RSMA for Dual-Polarized Massive MIMO Networks: A SIC-Free Approach

Aiming at overcoming practical issues of successive interference cancellation (SIC), this paper proposes a dual-polarized rate-splitting multiple access (RSMA) technique for a downlink massive multiple-input multiple-output (MIMO) network. By modeling the effects of polarization interference, an in-depth theoretical analysis is carried out, in which we derive tight closed-form approximations for the outage probabilities and ergodic sum-rates. Simulation results validate the accuracy of the theoretical analysis and confirm the effectiveness of the proposed approach. For instance, under low to moderate cross-polar interference, our results show that the proposed dual-polarized MIMO-RSMA strategy outperforms the single-polarized MIMO-RSMA counterpart for all considered levels of residual SIC error.

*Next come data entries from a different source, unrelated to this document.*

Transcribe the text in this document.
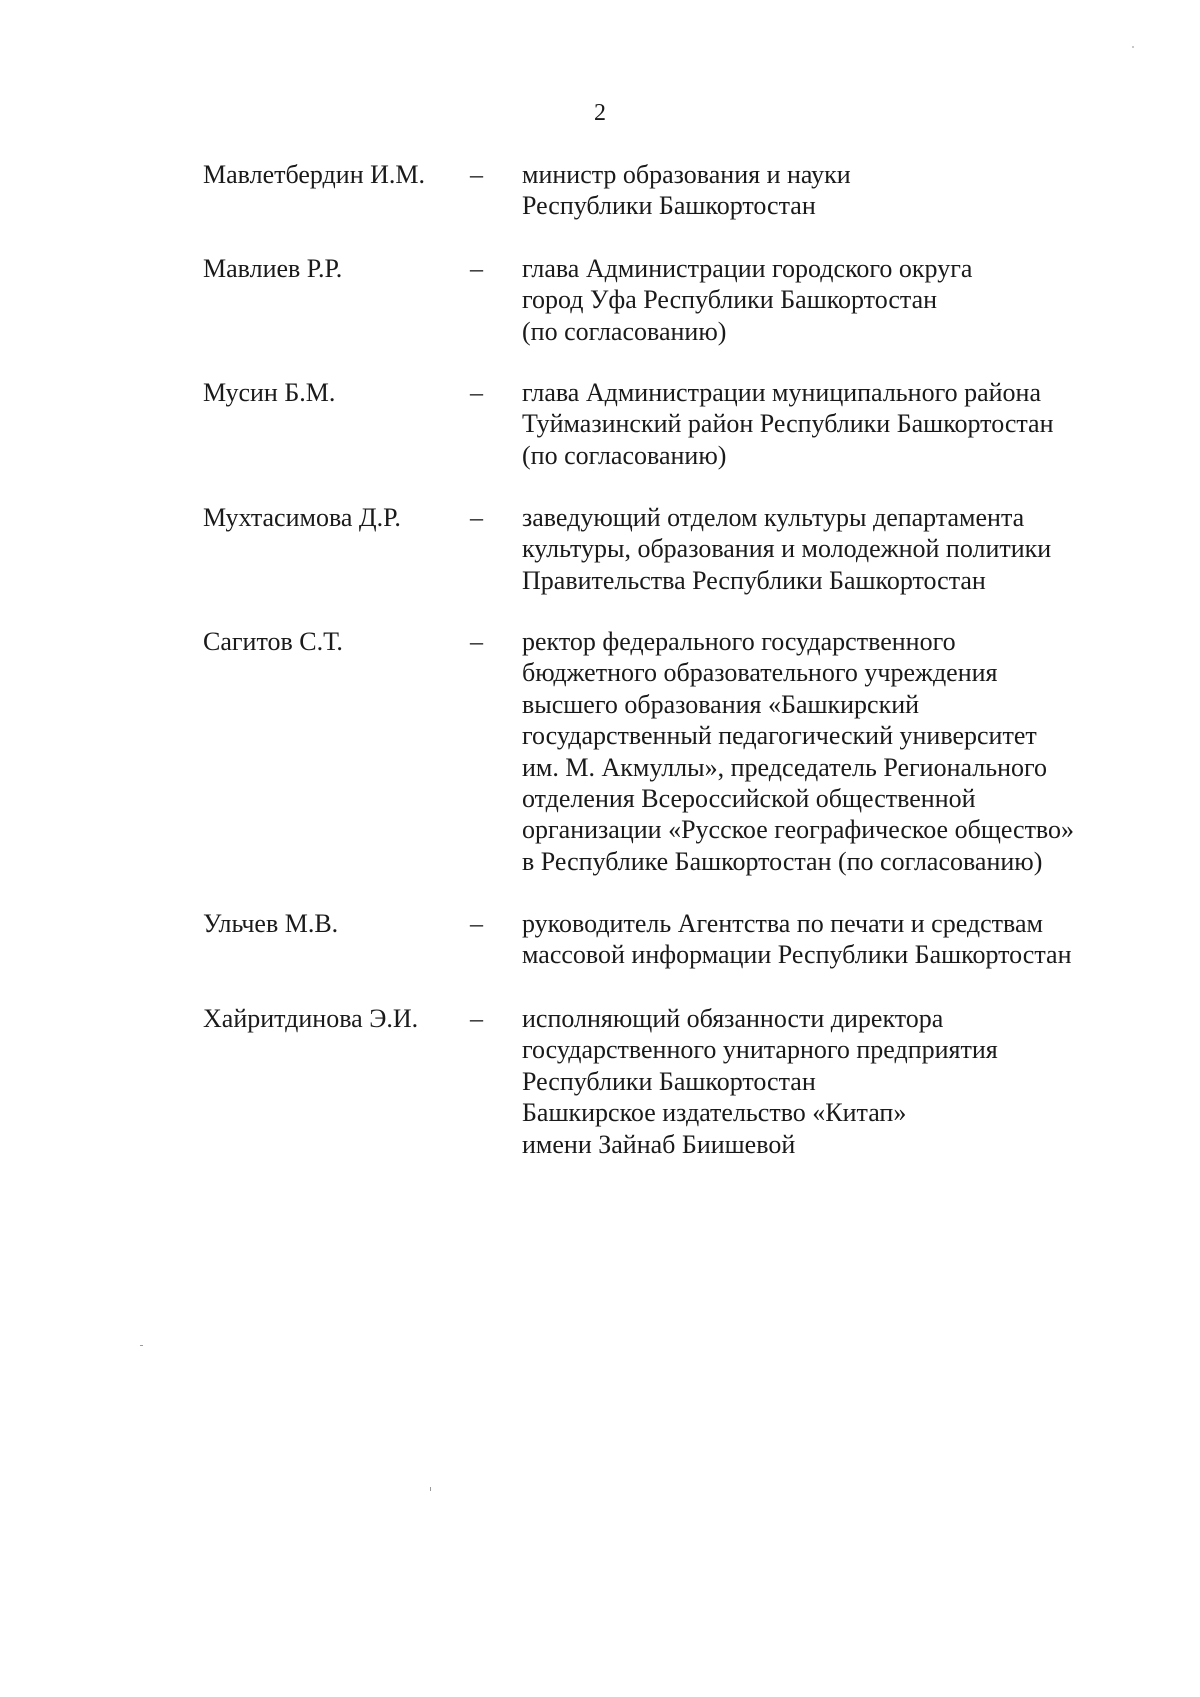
2
Мавлетбердин И.М. – министр образования и науки
Республики Башкортостан
Мавлиев Р.Р.	– глава Администрации городского округа
город Уфа Республики Башкортостан
(по согласованию)
Мусин Б.М.	– глава Администрации муниципального района
Туймазинский район Республики Башкортостан
(по согласованию)
Мухтасимова Д.Р.	– заведующий отделом культуры департамента
культуры, образования и молодежной политики
Правительства Республики Башкортостан
Сагитов С.Т.	– ректор федерального государственного
бюджетного образовательного учреждения
высшего образования «Башкирский
государственный педагогический университет
им. М. Акмуллы», председатель Регионального
отделения Всероссийской общественной
организации «Русское географическое общество»
в Республике Башкортостан (по согласованию)
Ульчев М.В.	– руководитель Агентства по печати и средствам
массовой информации Республики Башкортостан
Хайритдинова Э.И. – исполняющий обязанности директора
государственного унитарного предприятия
Республики Башкортостан
Башкирское издательство «Китап»
имени Зайнаб Биишевой
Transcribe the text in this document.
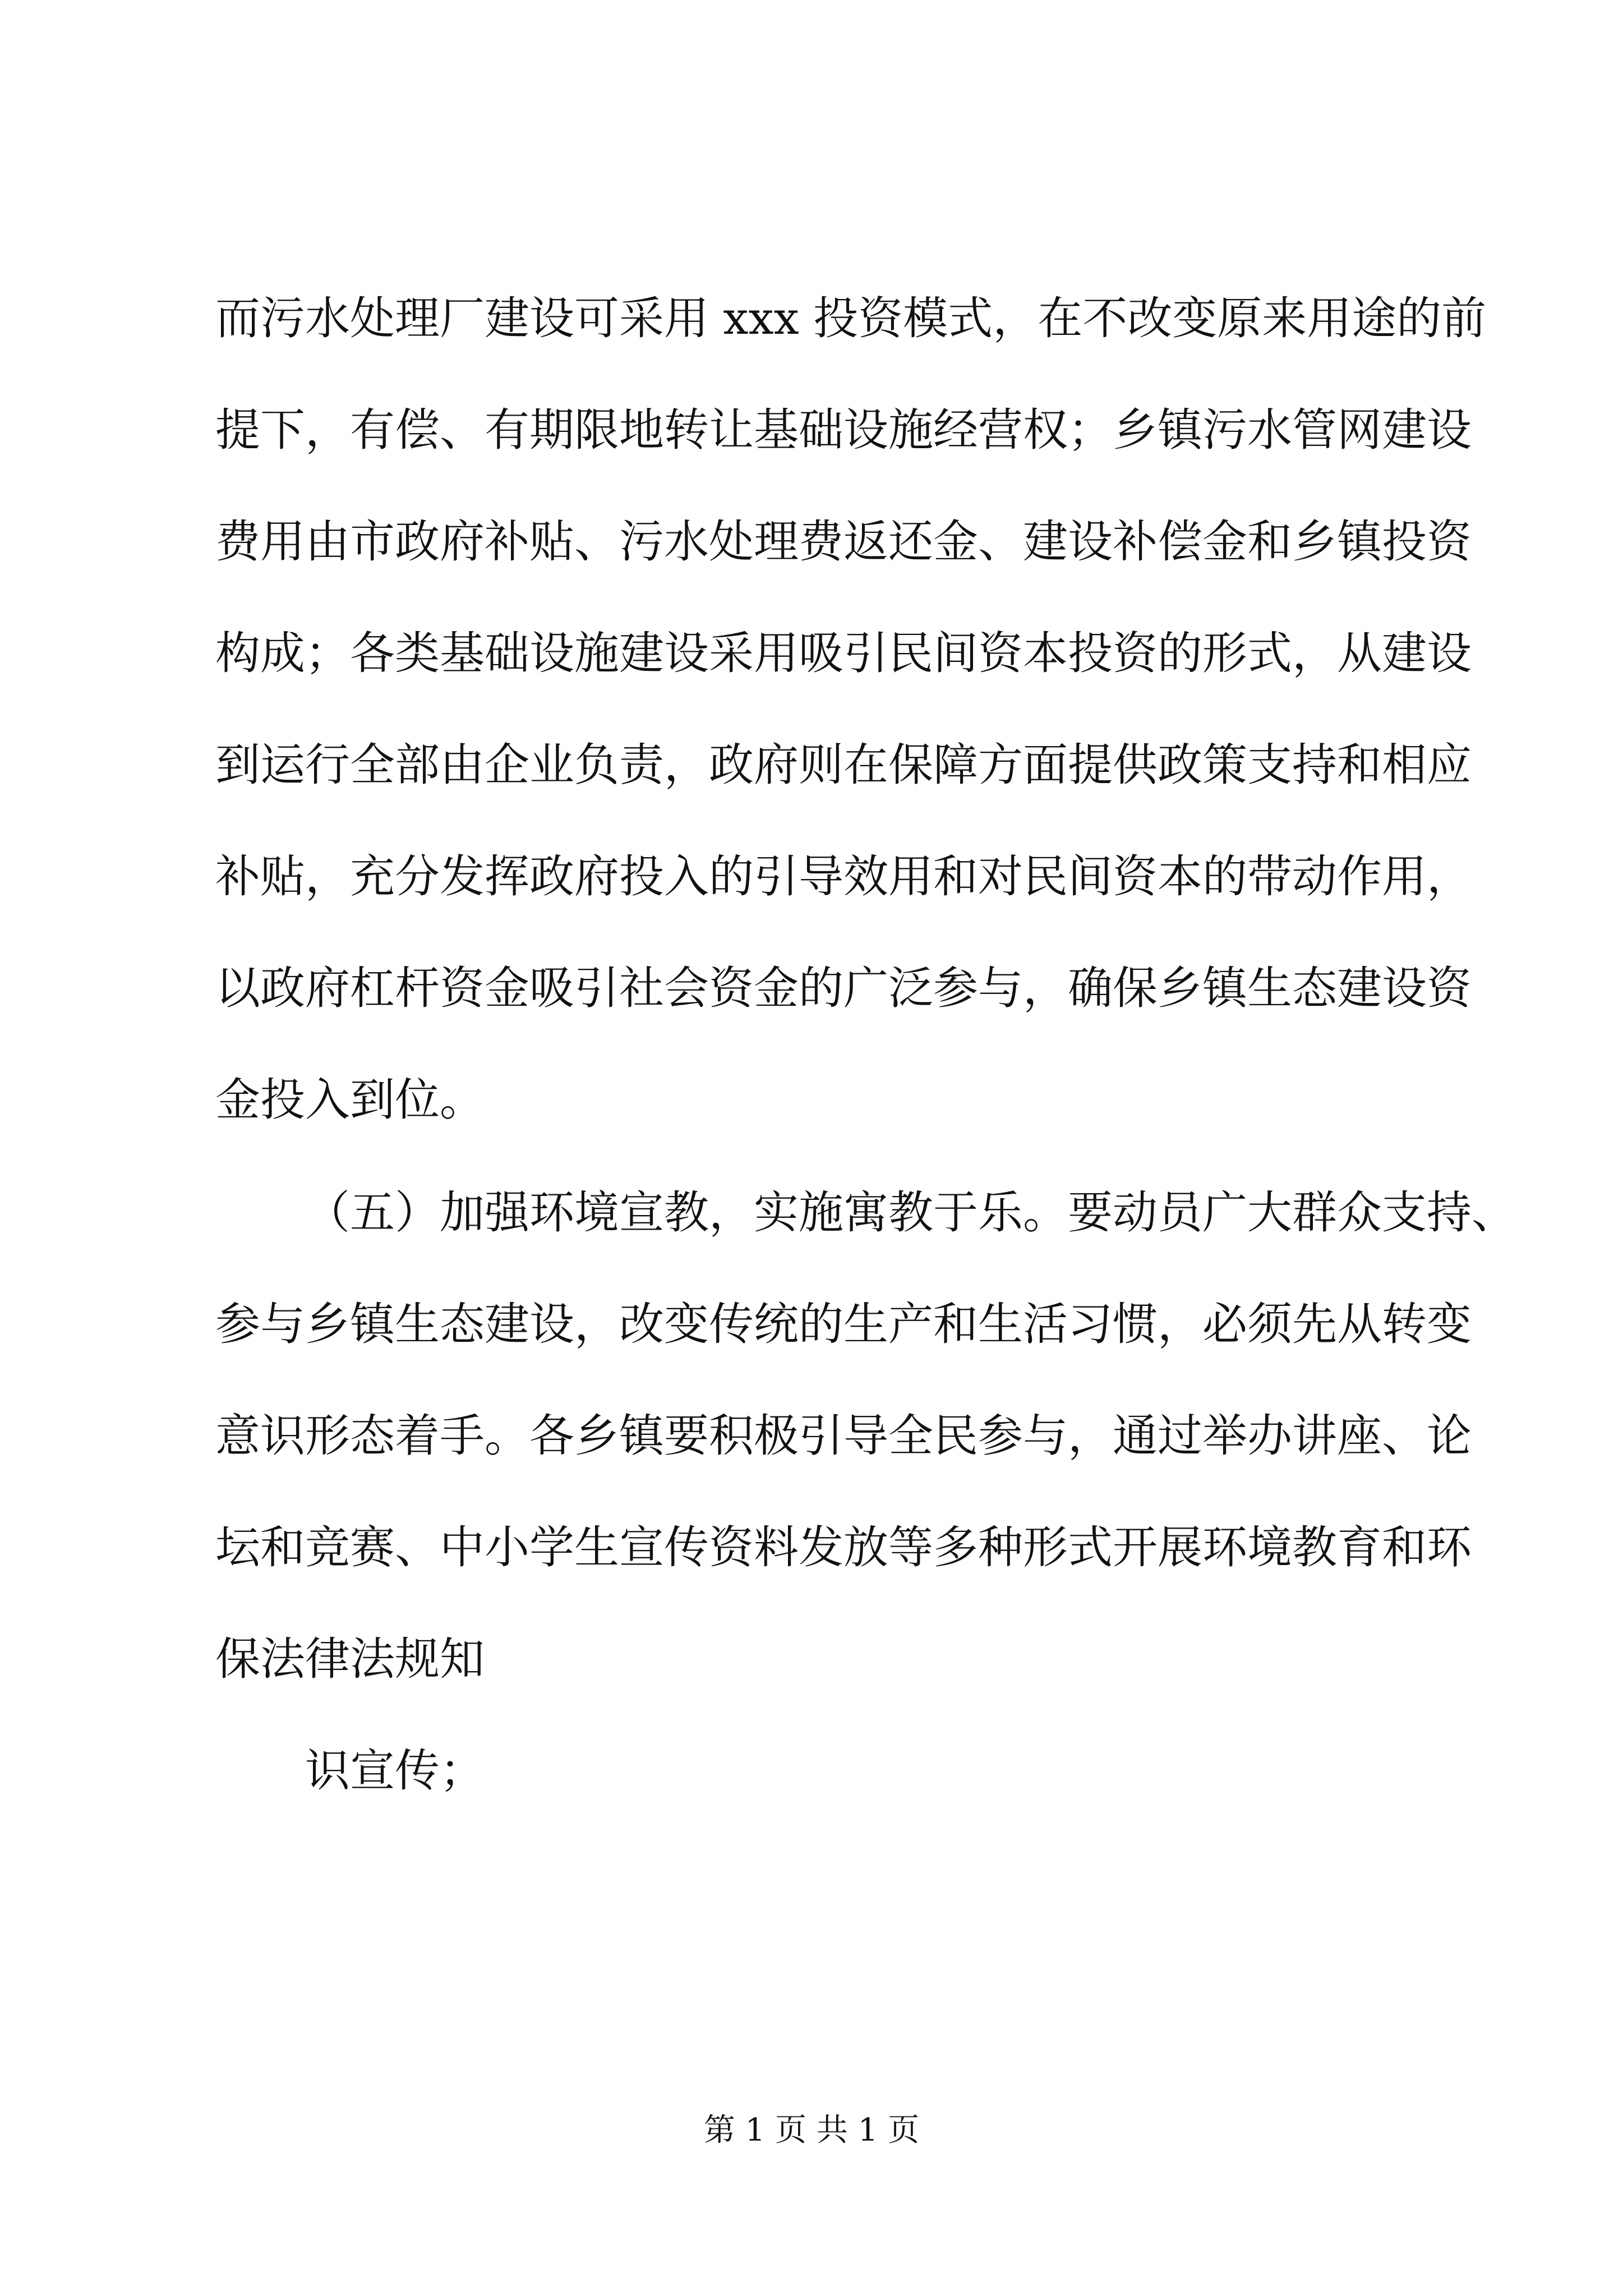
而污水处理厂建设可采用 xxx 投资模式，在不改变原来用途的前
提下，有偿、有期限地转让基础设施经营权；乡镇污水管网建设
费用由市政府补贴、污水处理费返还金、建设补偿金和乡镇投资
构成；各类基础设施建设采用吸引民间资本投资的形式，从建设
到运行全部由企业负责，政府则在保障方面提供政策支持和相应
补贴，充分发挥政府投入的引导效用和对民间资本的带动作用，
以政府杠杆资金吸引社会资金的广泛参与，确保乡镇生态建设资
金投入到位。
（五）加强环境宣教，实施寓教于乐。要动员广大群众支持、
参与乡镇生态建设，改变传统的生产和生活习惯，必须先从转变
意识形态着手。各乡镇要积极引导全民参与，通过举办讲座、论
坛和竞赛、中小学生宣传资料发放等多种形式开展环境教育和环
保法律法规知
识宣传；
第 1 页 共 1 页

Rate-Splitting Multiple Access and its Interplay with Intelligent Reflecting Surfaces

Rate-splitting multiple access (RSMA) has recently appeared as a powerful technique for improving the downlink performance of multiple-input multiple-output (MIMO) systems. By flexibly managing interference, RSMA can deliver high spectral and energy efficiency, as well as robustness to imperfect channel state information (CSI). In another development, an intelligent reflecting surface (IRS) has emerged as a method to control the wireless environment through software-configurable, near-passive, sub-wavelength reflecting elements. This article presents the potential of synergy between IRS and RSMA. Three important improvements achievable by IRS-RSMA schemes are identified, supported by insightful numerical examples, and mapped to beyond-5G use cases, along with future research directions.

IRS-Assisted Massive MIMO-NOMA Networks with Polarization Diversity

In this paper, the appealing features of a dual-polarized intelligent reflecting surface (IRS) are exploited to improve the performance of dual-polarized massive multiple-input multiple-output (MIMO) with non-orthogonal multiple access (NOMA) under imperfect successive interference cancellation (SIC). By considering the downlink of a multi-cluster scenario, the IRSs assist the base station (BS) to multiplex subsets of users in the polarization domain. Our novel strategy alleviates the impact of imperfect SIC and enables users to exploit polarization diversity with near-zero inter-subset interference. Our results show that when the IRSs are large enough, the proposed scheme always outperforms conventional massive MIMO-NOMA and MIMO-OMA systems even if SIC error propagation is present. It is also confirmed that dual-polarized IRSs can make cross-polar transmissions beneficial to the users, allowing them to improve their performance through polarization diversity.